Think the pursuit of higher learning is immune from partisan polarization? Think again. A new poll from the Pew Research Center finds that colleges and universities are the latest institutions added to the list of those viewed through a partisan lens.
Overall, 55% say colleges and universities have a positive effect on the way things are going in the country, second to churches and religious organizations (59% positive) for positive impacts on the nation's life among the five institutions tested in the survey.
But in the last two years, there have been sharp changes in the way Republicans view America's colleges and universities. While Democrats continue to see them as an overwhelmingly positive force (72% say they have a positive effect on the country, about the same as in 2015), Republicans have had a near reversal. In September 2015, 54% of Republicans viewed colleges as a positive for the nation, but now, most Republicans (58%) say they are a negative.
The divide between voters who held college degrees and those who did not nearly defined last year's election campaign. A CNN study with the Kaiser Family Foundation last fall found a hint of the burgeoning GOP distaste for formal education. That survey asked those who did not hold a four-year college degree if having one would make their lives better, worse or no different at all. Among Democrats who did not have a degree, 70% said getting that B.A. or B.S. would make their lives better. Among Republicans in the same boat, just 48% agreed.

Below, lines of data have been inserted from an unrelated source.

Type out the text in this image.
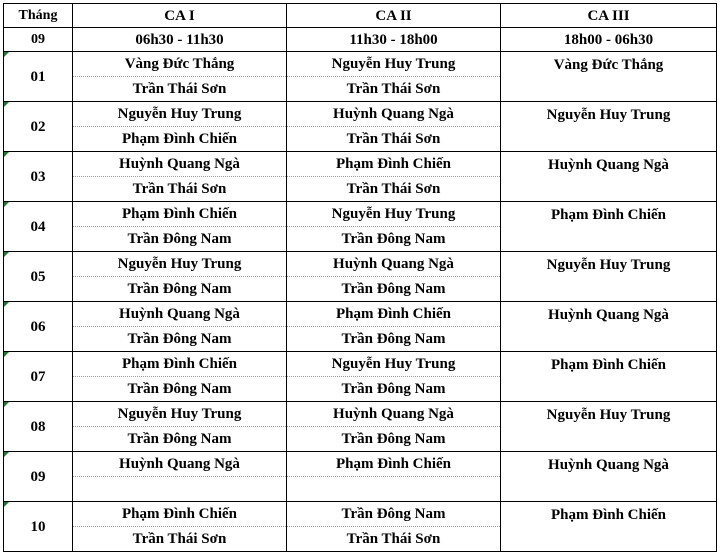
Tháng	CA I	CA II	CA III
09	06h30 - 11h30	11h30 - 18h00	18h00 - 06h30

01	Vàng Đức Thắng	Nguyễn Huy Trung	Vàng Đức Thắng
	Trần Thái Sơn	Trần Thái Sơn	

02	Nguyễn Huy Trung	Huỳnh Quang Ngà	Nguyễn Huy Trung
	Phạm Đình Chiến	Trần Thái Sơn	

03	Huỳnh Quang Ngà	Phạm Đình Chiến	Huỳnh Quang Ngà
	Trần Thái Sơn	Trần Thái Sơn	

04	Phạm Đình Chiến	Nguyễn Huy Trung	Phạm Đình Chiến
	Trần Đông Nam	Trần Đông Nam	

05	Nguyễn Huy Trung	Huỳnh Quang Ngà	Nguyễn Huy Trung
	Trần Đông Nam	Trần Đông Nam	

06	Huỳnh Quang Ngà	Phạm Đình Chiến	Huỳnh Quang Ngà
	Trần Đông Nam	Trần Đông Nam	

07	Phạm Đình Chiến	Nguyễn Huy Trung	Phạm Đình Chiến
	Trần Đông Nam	Trần Đông Nam	

08	Nguyễn Huy Trung	Huỳnh Quang Ngà	Nguyễn Huy Trung
	Trần Đông Nam	Trần Đông Nam	

09	Huỳnh Quang Ngà	Phạm Đình Chiến	Huỳnh Quang Ngà

10	Phạm Đình Chiến	Trần Đông Nam	Phạm Đình Chiến
	Trần Thái Sơn	Trần Thái Sơn	
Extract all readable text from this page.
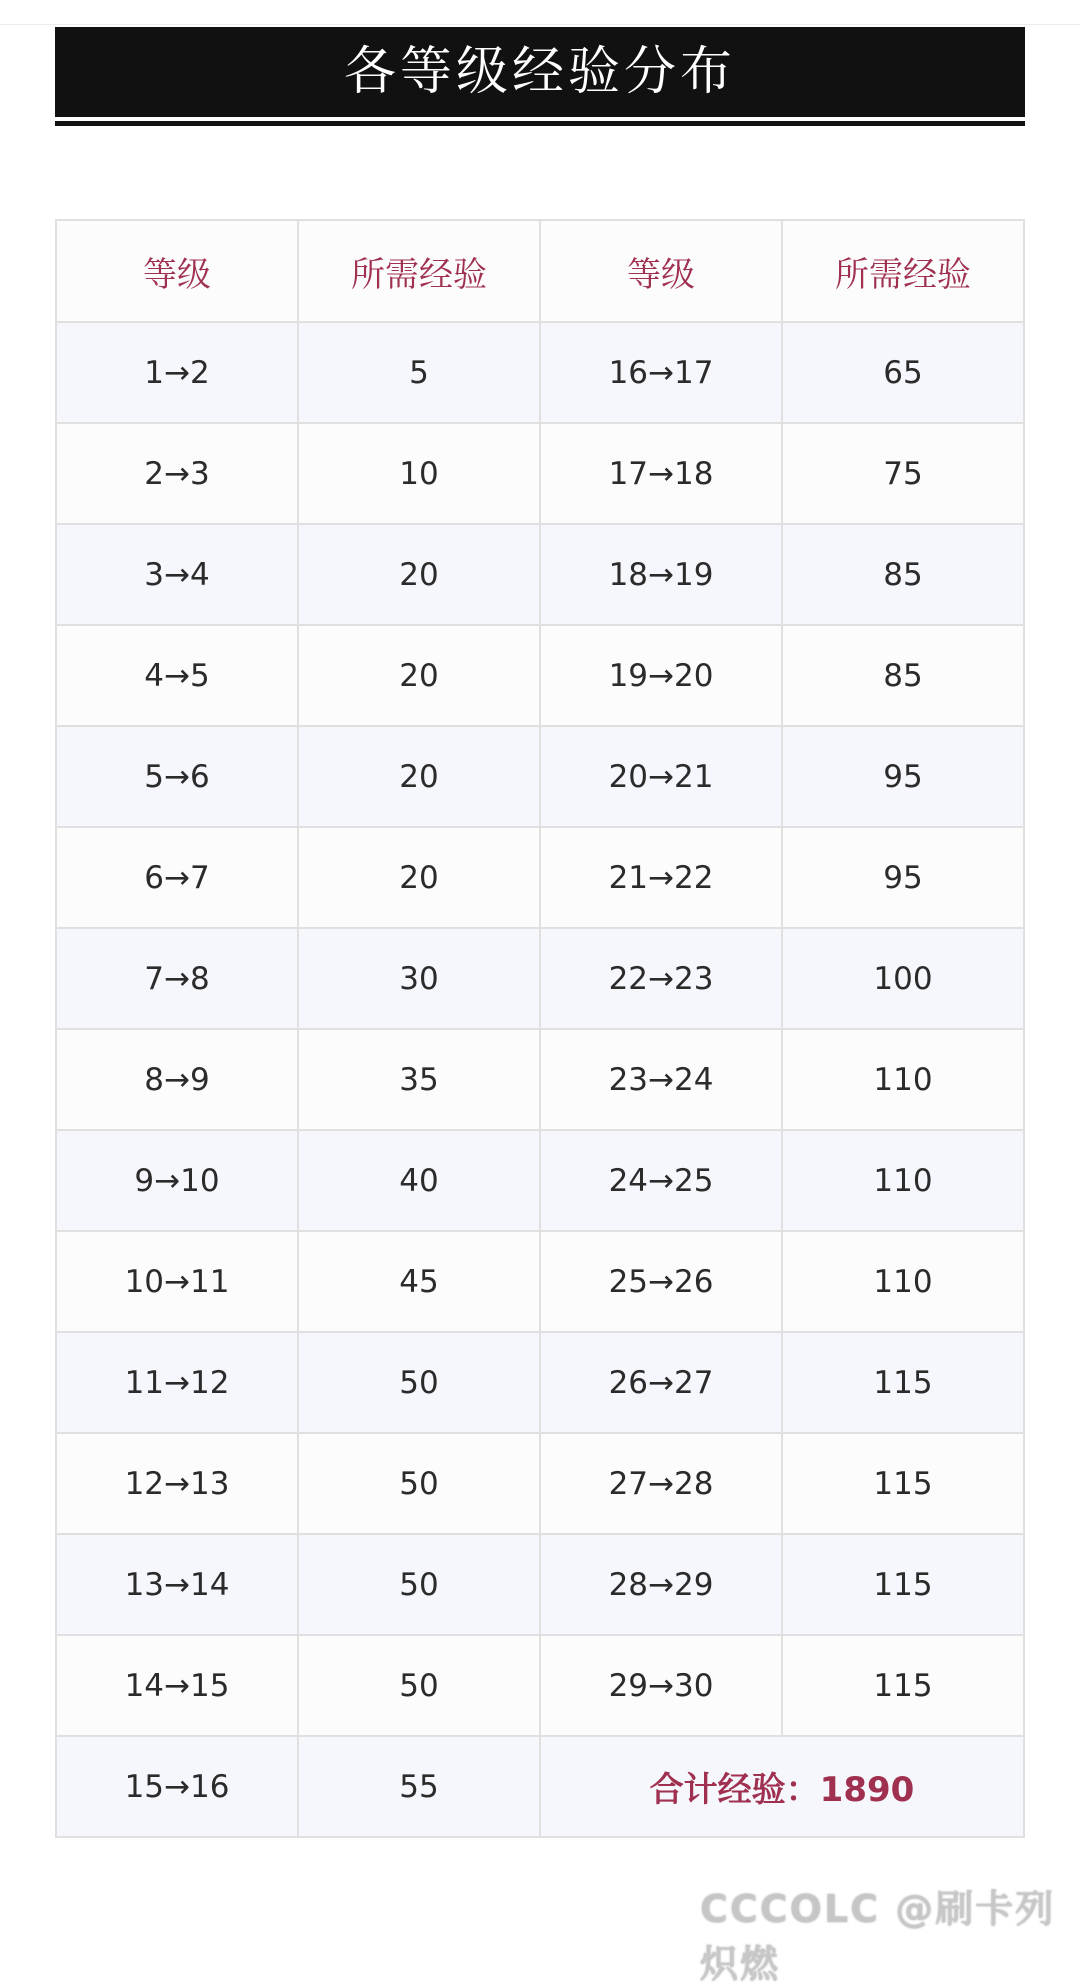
各等级经验分布
等级	所需经验	等级	所需经验
1→2	5	16→17	65
2→3	10	17→18	75
3→4	20	18→19	85
4→5	20	19→20	85
5→6	20	20→21	95
6→7	20	21→22	95
7→8	30	22→23	100
8→9	35	23→24	110
9→10	40	24→25	110
10→11	45	25→26	110
11→12	50	26→27	115
12→13	50	27→28	115
13→14	50	28→29	115
14→15	50	29→30	115
15→16	55	合计经验：1890	
CCCOLC @刷卡列炽燃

Some of the other partisan divides found in the poll were less surprising. Democrats are more positive about the impact of labor unions on Americans life, and Republicans were more positive about banks and other financial institutions.
Overall, the national news media are viewed more negatively (63%) than positively (28%), but the partisan gap behind those numbers grew. Over three surveys between 2010 and 2015, views of the news media among Democrats and Republicans followed the same trajectory, with Democrats less apt to see the media as having a negative effect on the way things were going in the US, but those in both parties shifting slightly more negative over time. In 2016, Republicans' views shifted sharply more negative, and this year, Democrats views moved significantly toward positive views of the media. Now, 85% of Republicans describe the media as a negative influence, while Democrats are about evenly split: 44% see it as a positive, 46% as a negative.
The poll also found mostly positive views of churches and religious organizations among both Democrats and Republicans. But Democrats were split along ideological and racial lines in assessing the impact of religious organizations. Most conservative or moderate Democrats described churches as having a positive impact (58%), while liberal Democrats were split (40% positive to 44% negative). Just 43% of white Democrats called them a positive influence, vs. 60% of Black or Hispanic Democrats.
The Pew Research Center survey was conducted by telephone June 8 through June 18 among a random national sample of 2,504 adults. Results among the full sample have a margin of sampling error of plus or minus 2.3 percentage points. It is higher for subgroups.